A Lean Strategy - Fail fast and succeed faster
MVP is an acronym for Minimum Viable Product. Eric Ries first introduced the concept of MVP in his bestseller "The Lean Startup". Eric Ries defines MVP as that version of a new product that allows a team to collect the maximum amount of validated learning about customers with the least effort.
A Minimum Viable Product has enough features to attract visionary users and early adopters of a product. By such adoptions, startups, businesses validate their hypothesis early in the product development life cycle, thus learning whether to persevere or pivot or stop, saving time and money.
Necessary to 'Fail fast, succeed faster'
'Fail fast, succeed faster' is a school of thought from lean thinking books that advocate extensive testing and incremental delivery to determine whether an idea has value.
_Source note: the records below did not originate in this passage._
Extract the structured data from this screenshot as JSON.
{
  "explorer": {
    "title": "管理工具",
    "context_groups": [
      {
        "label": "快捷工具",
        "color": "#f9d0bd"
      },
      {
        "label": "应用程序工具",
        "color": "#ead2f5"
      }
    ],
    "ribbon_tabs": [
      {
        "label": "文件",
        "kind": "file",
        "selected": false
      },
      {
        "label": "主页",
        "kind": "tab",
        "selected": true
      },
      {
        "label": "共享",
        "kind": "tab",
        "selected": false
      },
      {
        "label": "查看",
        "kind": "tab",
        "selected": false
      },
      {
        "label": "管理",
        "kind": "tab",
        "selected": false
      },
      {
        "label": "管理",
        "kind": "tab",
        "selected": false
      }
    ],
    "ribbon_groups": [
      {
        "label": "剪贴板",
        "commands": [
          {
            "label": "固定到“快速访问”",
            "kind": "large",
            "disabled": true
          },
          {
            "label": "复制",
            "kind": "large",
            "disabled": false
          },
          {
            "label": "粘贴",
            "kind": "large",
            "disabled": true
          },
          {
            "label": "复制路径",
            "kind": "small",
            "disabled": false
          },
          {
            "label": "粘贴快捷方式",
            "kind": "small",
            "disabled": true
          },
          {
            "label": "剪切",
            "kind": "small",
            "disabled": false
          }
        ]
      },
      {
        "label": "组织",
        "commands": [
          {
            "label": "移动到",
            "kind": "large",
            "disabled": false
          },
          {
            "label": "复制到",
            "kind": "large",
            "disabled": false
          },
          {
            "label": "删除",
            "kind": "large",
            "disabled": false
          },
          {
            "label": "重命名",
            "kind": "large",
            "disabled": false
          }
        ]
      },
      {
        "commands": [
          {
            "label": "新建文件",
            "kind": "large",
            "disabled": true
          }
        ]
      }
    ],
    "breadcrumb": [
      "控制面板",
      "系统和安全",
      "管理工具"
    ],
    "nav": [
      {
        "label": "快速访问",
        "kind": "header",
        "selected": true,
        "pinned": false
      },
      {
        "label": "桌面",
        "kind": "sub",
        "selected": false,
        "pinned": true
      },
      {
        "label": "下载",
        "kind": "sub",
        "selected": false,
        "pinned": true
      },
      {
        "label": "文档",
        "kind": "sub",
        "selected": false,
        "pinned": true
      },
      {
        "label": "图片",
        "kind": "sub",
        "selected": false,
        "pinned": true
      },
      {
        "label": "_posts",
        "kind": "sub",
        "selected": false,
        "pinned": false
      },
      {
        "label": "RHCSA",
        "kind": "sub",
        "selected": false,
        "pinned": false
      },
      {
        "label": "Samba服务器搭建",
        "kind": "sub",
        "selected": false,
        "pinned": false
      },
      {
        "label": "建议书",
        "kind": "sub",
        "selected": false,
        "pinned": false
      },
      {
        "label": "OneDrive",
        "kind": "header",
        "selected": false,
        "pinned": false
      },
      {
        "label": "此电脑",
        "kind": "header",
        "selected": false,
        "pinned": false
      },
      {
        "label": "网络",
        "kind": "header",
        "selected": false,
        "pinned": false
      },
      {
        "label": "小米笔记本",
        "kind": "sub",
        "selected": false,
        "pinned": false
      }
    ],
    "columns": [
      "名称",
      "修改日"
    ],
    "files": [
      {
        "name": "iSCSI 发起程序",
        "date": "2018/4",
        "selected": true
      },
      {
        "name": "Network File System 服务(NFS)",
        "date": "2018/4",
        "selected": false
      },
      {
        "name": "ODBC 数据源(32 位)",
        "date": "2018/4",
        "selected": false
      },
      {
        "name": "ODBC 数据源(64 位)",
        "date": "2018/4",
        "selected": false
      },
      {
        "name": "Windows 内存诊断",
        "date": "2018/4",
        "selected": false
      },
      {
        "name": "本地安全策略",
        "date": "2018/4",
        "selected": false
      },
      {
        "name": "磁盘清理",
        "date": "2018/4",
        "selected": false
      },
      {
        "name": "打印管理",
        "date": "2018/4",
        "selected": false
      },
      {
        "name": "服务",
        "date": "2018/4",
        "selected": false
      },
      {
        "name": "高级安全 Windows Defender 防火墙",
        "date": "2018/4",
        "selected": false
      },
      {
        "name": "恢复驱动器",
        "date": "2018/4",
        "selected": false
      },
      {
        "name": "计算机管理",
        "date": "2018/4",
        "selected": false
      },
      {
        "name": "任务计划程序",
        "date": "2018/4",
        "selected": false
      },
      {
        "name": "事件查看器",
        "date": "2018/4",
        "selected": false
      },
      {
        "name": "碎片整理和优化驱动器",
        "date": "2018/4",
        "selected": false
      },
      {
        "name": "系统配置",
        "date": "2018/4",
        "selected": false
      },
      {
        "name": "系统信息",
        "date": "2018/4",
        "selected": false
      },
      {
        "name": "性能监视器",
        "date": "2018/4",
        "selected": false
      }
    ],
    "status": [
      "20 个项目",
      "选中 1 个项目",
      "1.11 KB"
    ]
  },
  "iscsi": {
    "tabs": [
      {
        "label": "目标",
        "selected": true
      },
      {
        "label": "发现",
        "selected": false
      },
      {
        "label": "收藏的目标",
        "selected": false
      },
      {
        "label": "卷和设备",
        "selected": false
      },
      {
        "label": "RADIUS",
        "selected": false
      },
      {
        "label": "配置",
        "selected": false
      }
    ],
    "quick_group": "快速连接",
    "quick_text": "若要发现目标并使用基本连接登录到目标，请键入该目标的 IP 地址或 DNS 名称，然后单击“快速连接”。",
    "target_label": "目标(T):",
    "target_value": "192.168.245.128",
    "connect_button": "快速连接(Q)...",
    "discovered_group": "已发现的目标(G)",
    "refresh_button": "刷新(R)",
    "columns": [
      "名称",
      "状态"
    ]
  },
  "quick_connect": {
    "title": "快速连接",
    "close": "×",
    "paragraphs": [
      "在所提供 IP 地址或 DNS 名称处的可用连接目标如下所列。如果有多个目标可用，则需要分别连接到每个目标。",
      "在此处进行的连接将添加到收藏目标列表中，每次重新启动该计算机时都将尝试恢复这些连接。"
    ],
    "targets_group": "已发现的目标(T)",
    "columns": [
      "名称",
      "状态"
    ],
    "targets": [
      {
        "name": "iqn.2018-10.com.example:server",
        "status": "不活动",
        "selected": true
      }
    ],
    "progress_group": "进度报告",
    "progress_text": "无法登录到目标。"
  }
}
'Fail fast, succeed faster' philosophy works perfectly for startups and established businesses. Interestingly, the core objective of fail fast remains consistent across the spectrum: reduce financial risk and avoid sunk cost fallacy.
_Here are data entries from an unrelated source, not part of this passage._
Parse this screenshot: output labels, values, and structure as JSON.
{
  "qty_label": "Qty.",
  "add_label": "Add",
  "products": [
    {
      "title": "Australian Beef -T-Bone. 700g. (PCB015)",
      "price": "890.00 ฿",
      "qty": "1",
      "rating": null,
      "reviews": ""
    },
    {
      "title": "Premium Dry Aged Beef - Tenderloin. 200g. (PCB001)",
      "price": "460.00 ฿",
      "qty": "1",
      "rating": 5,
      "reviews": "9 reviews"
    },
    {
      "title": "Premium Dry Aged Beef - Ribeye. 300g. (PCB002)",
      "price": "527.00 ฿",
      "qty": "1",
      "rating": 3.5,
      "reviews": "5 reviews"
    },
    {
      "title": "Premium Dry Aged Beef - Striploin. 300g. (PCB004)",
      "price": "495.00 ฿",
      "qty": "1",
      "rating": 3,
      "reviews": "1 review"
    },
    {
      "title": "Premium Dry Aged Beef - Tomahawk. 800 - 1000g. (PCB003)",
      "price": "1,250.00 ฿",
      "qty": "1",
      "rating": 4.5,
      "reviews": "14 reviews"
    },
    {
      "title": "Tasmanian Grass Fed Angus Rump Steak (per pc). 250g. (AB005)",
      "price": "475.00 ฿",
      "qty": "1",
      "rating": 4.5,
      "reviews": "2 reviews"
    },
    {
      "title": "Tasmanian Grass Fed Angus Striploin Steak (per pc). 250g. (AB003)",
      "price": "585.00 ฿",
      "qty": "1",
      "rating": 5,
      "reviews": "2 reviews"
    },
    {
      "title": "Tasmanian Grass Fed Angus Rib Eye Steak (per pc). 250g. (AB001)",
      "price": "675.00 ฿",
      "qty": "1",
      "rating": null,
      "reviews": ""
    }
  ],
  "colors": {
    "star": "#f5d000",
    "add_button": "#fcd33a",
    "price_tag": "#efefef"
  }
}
'Fail fast, succeed faster' is to run as many experiments as a business can. The objective is to collect as much data possible that will validate your business assumptions and find the best version for the product.
Assumptions, Hypothesis and Risk Management
The lean thinking asserts that an idea in its untested form is "absolutely uncertain", meaning: a business is "absolutely uncertain" if the idea has merit. Lean thinking suggests that the business approach this uncertainty by identifying assumptions.
If there are a lot of assumptions, then the riskiest one's are determined to focus. Identifying the most dangerous assumption is quite simple: it is THAT assumption, if proved untrue, the product would fail.
Assumptions are listed based on the risk, with high risk at the top and low risk at the bottom. And then, each assumption is measured for the degree of difficulty. The degree of difficulty is a measure of effort needed to ascertain the assumptions made. The high-risk, low-difficulty assumptions are addressed first, followed by high-risk, high-difficulty and low-risk and low-difficulty.
For the assumptions which are risk-assessed, hypotheses are created. A hypothesis is a single, written, testable statement of what the business believes to be true regarding the assumptions identified.
Learning Cycle for validation
In a validation-based approach, a product idea goes through several testing stages. At each step, new points of validations get added up, and the cycle of validation never stops.
The idea gets built with minimum effort, such a build is measured for metrics/Key Performance Indicators, and new lessons are learnt, such validated learnings are incorporated and tested again.
Minimum Criteria for Success
Minimum Criteria for success (MCS) is the living artefact. Minimum Criteria of success is used to measure the results of an MVP experiment. The concept of Minimum criteria of success is fluid enough to accommodate varying markets metrics but stable enough to measure success.
Minimum Criteria for Success is set by the team conducting the MVP experiment. That minimum tangible performance indicator clears beyond any spec of doubt that the MVP experiment was a success and validated the assumptions, moving the idea from absolute uncertainty to fair certainty.